JUBILÉ. Les Mexicains avaient une espèce de jubilé, de quatre en quatre ans, durant lequel ils croyaient obtenir le pardon de leurs fautes. Des jeunes gens des plus lestes et des plus vigoureux se défiaient à la course. Il s'agissait de monter sans reprendre haleine, au sommet d'une montagne, où était bâti le Temple de Tescalipuca, dieu de la pénitence. Celui qui arrivait le premier recevait les plus grands honneurs, et le privilège d'enlever les viandes sacrées.
KICHTAN, l'être suprême, selon les premiers sauvages de la Nouvelle Angleterre, a créé le monde et tout ce qu'il contient. Après la mort, les hommes vont frapper à la porte de son palais. Il reçoit les bons; mais il dit aux méchans: Retirez-vous, il n'y a point ici de place pour vous.
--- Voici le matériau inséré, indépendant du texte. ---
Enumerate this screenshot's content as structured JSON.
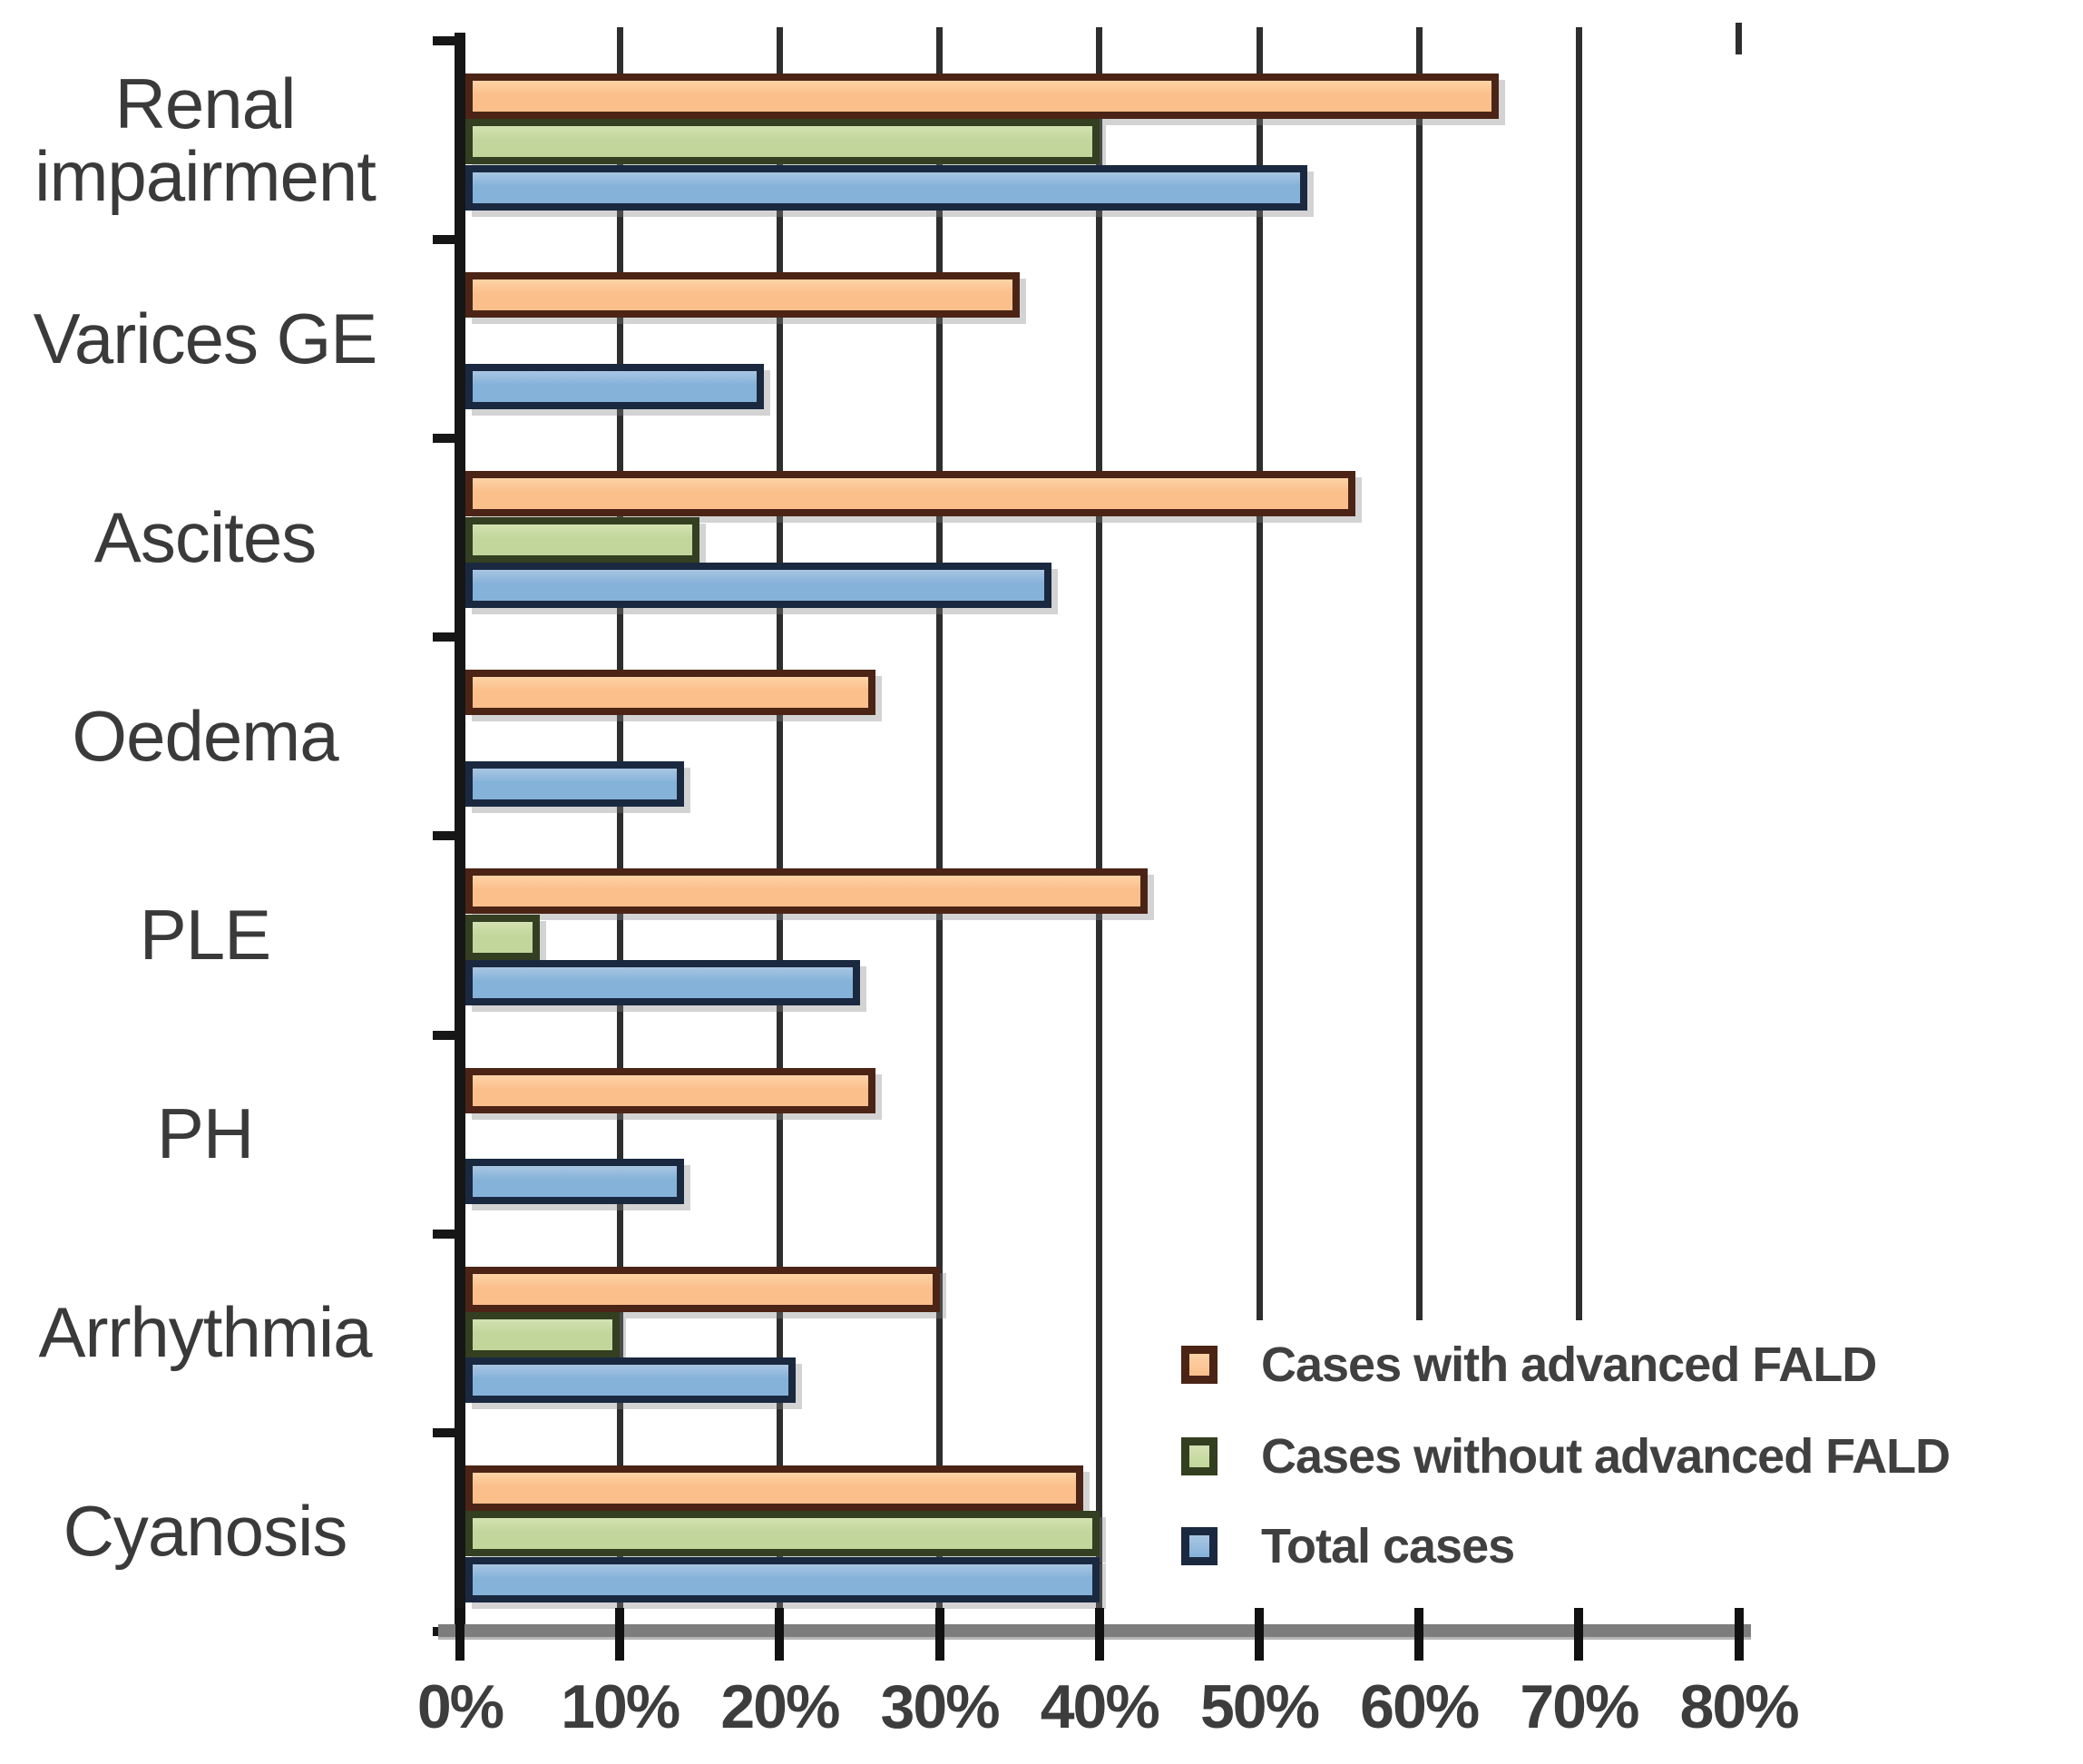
{
  "chart_data": {
    "type": "bar",
    "orientation": "horizontal",
    "title": "",
    "xlabel": "",
    "ylabel": "",
    "xlim": [
      0,
      80
    ],
    "grid": true,
    "legend_position": "bottom-right",
    "categories": [
      "Renal impairment",
      "Varices GE",
      "Ascites",
      "Oedema",
      "PLE",
      "PH",
      "Arrhythmia",
      "Cyanosis"
    ],
    "x_ticks": [
      "0%",
      "10%",
      "20%",
      "30%",
      "40%",
      "50%",
      "60%",
      "70%",
      "80%"
    ],
    "series": [
      {
        "name": "Cases with advanced FALD",
        "fill_color": "#FBBF8B",
        "fill_color_light": "#FDD3A6",
        "border_color": "#4B2416",
        "values": [
          65,
          35,
          56,
          26,
          43,
          26,
          30,
          39
        ]
      },
      {
        "name": "Cases without advanced FALD",
        "fill_color": "#C2D69B",
        "fill_color_light": "#D3E2B2",
        "border_color": "#333F20",
        "values": [
          40,
          0,
          15,
          0,
          5,
          0,
          10,
          40
        ]
      },
      {
        "name": "Total cases",
        "fill_color": "#85B2D9",
        "fill_color_light": "#A9C6E3",
        "border_color": "#1A2940",
        "values": [
          53,
          19,
          37,
          14,
          25,
          14,
          21,
          40
        ]
      }
    ]
  }
}
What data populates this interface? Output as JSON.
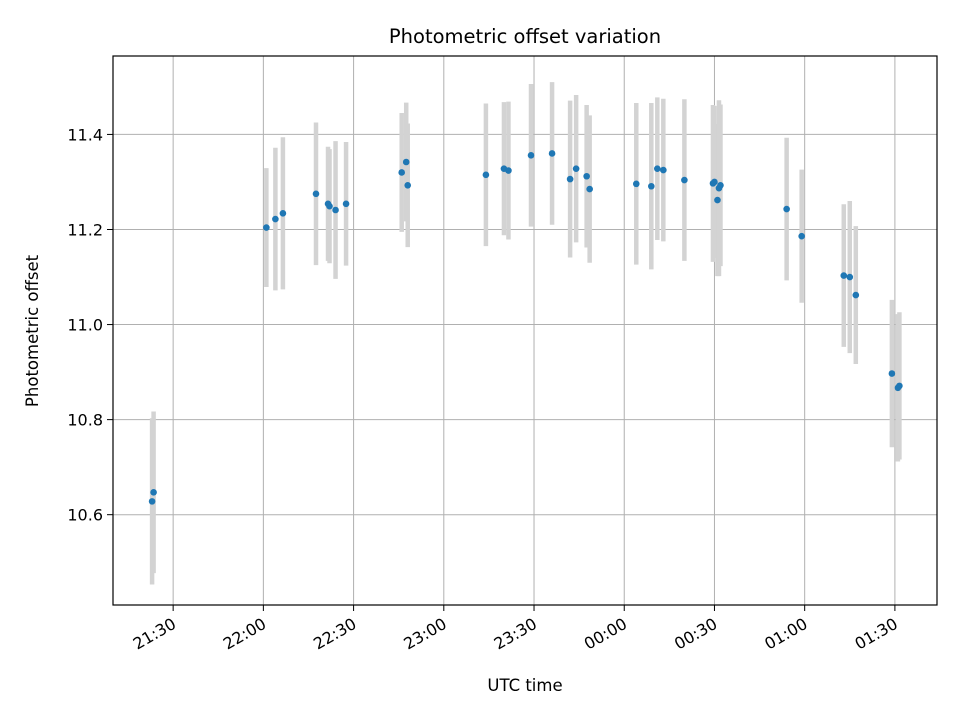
{
  "chart_data": {
    "type": "scatter",
    "title": "Photometric offset variation",
    "xlabel": "UTC time",
    "ylabel": "Photometric offset",
    "x_is_time": true,
    "xlim": [
      "21:10",
      "01:44"
    ],
    "ylim": [
      10.41,
      11.565
    ],
    "grid": true,
    "point_color": "#1f77b4",
    "errorbar_color": "#d3d3d3",
    "x_ticks": [
      "21:30",
      "22:00",
      "22:30",
      "23:00",
      "23:30",
      "00:00",
      "00:30",
      "01:00",
      "01:30"
    ],
    "y_ticks": [
      "10.6",
      "10.8",
      "11.0",
      "11.2",
      "11.4"
    ],
    "series": [
      {
        "x": [
          "21:23",
          "21:23:30",
          "22:01",
          "22:04",
          "22:06:30",
          "22:17:30",
          "22:21:30",
          "22:22",
          "22:24",
          "22:27:30",
          "22:46",
          "22:47:30",
          "22:48",
          "23:14",
          "23:20",
          "23:21:30",
          "23:29",
          "23:36",
          "23:42",
          "23:44",
          "23:47:30",
          "23:48:30",
          "00:04",
          "00:09",
          "00:11",
          "00:13",
          "00:20",
          "00:29:30",
          "00:30",
          "00:31",
          "00:31:30",
          "00:32",
          "00:54",
          "00:59",
          "01:13",
          "01:15",
          "01:17",
          "01:29",
          "01:31",
          "01:31:30"
        ],
        "y": [
          10.628,
          10.647,
          11.204,
          11.222,
          11.234,
          11.275,
          11.254,
          11.249,
          11.241,
          11.254,
          11.32,
          11.342,
          11.293,
          11.315,
          11.328,
          11.324,
          11.356,
          11.36,
          11.306,
          11.328,
          11.312,
          11.285,
          11.296,
          11.291,
          11.328,
          11.325,
          11.304,
          11.297,
          11.3,
          11.262,
          11.287,
          11.293,
          11.243,
          11.186,
          11.103,
          11.1,
          11.062,
          10.897,
          10.867,
          10.871
        ],
        "yerr": [
          0.175,
          0.17,
          0.125,
          0.15,
          0.16,
          0.15,
          0.12,
          0.12,
          0.145,
          0.13,
          0.125,
          0.125,
          0.13,
          0.15,
          0.14,
          0.145,
          0.15,
          0.15,
          0.165,
          0.155,
          0.15,
          0.155,
          0.17,
          0.175,
          0.15,
          0.15,
          0.17,
          0.165,
          0.16,
          0.16,
          0.185,
          0.17,
          0.15,
          0.14,
          0.15,
          0.16,
          0.145,
          0.155,
          0.155,
          0.155
        ]
      }
    ]
  }
}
KITCHI-MANITOU, déité des sauvages du Canada, à laquelle ils attribuaient tout le bien. V. Matchi-Manitou.
KIWASA, dieu des Virginiens. Ils le représentaient avec un calumet, auquel ils mettaient le feu. Un prêtre, caché derrière l'idole, aspirait le tabac, è la faveur de l'obscurité dont il s'environnait. Kiwase apparaissait quelque fois, en personne, à ses adorateurs, sous la figure d'un bel homme, avec, sur un côté de la tête, une touffe de cheveux qui lui descendait jusques aux pieds. Il se rendait au Temple, y fesait quelques tours dans une grande agitation, et retournait au ciel, quand on lui avait envoyé huit prêtres pour savoir sa volonté.
KUPAY, nom du démon chez les Péruviens. Quand ils prononçaient ce nom, ils crachaient à terre en signe d'exécration.
LAÏCA, nom de fée au Pérou. Elle était bienfaisante, au lieu que la plupart des magiciens se plaisaient à faire du mal.
LUGUBRE, oiseau du Brézil dont le cri funèbre ne se fait entendre que la nuit, ce qui le fait respecter des naturels, qui s'imaginent qu'il est chargé de leur porter des nouvelles des morts. Léry, voyageur français, raconte, que passant par un village, et ayant ri de l'attention avec laquelle ils écoutaient les cris de cet oiseau, un ancien lui dit rudement: Tais-toi, et ne nous empêche point d'entendre les nouvelles que nous font annoncer nos grands-pères.
LUNE. Les Péruviens regardaient la lune comme la mère de leurs Incas. Ils prétendaient aussi que les marques noires que l'on aperçois en elle, lui ont été faite par une renard, devenu amoureux d'elle, et qui, ayant monté ciel, l'embrassa si étroitement, qu'il lui fit ces taches à force de la serrer.
MAMACOCHA, sous ce nom les Péruviens adoraient l'Océan. Acosta apud Noël.
MANCO-CAPAC, législateur et dieu de ces peuples. Manco et sa femme étaient les enfans du soleil. Cet astre les ayant chargés d'instruire et d'humaniser les Péruviens, ils se mirent en route, et se guidèrent au moyen d'une verge d'or. Arrivés dans la vallée de Cusco, la verge s'abyma en terre, d'où ils conclurent que ce lieu devait être le siège de l'empire. V. Pacha-camac.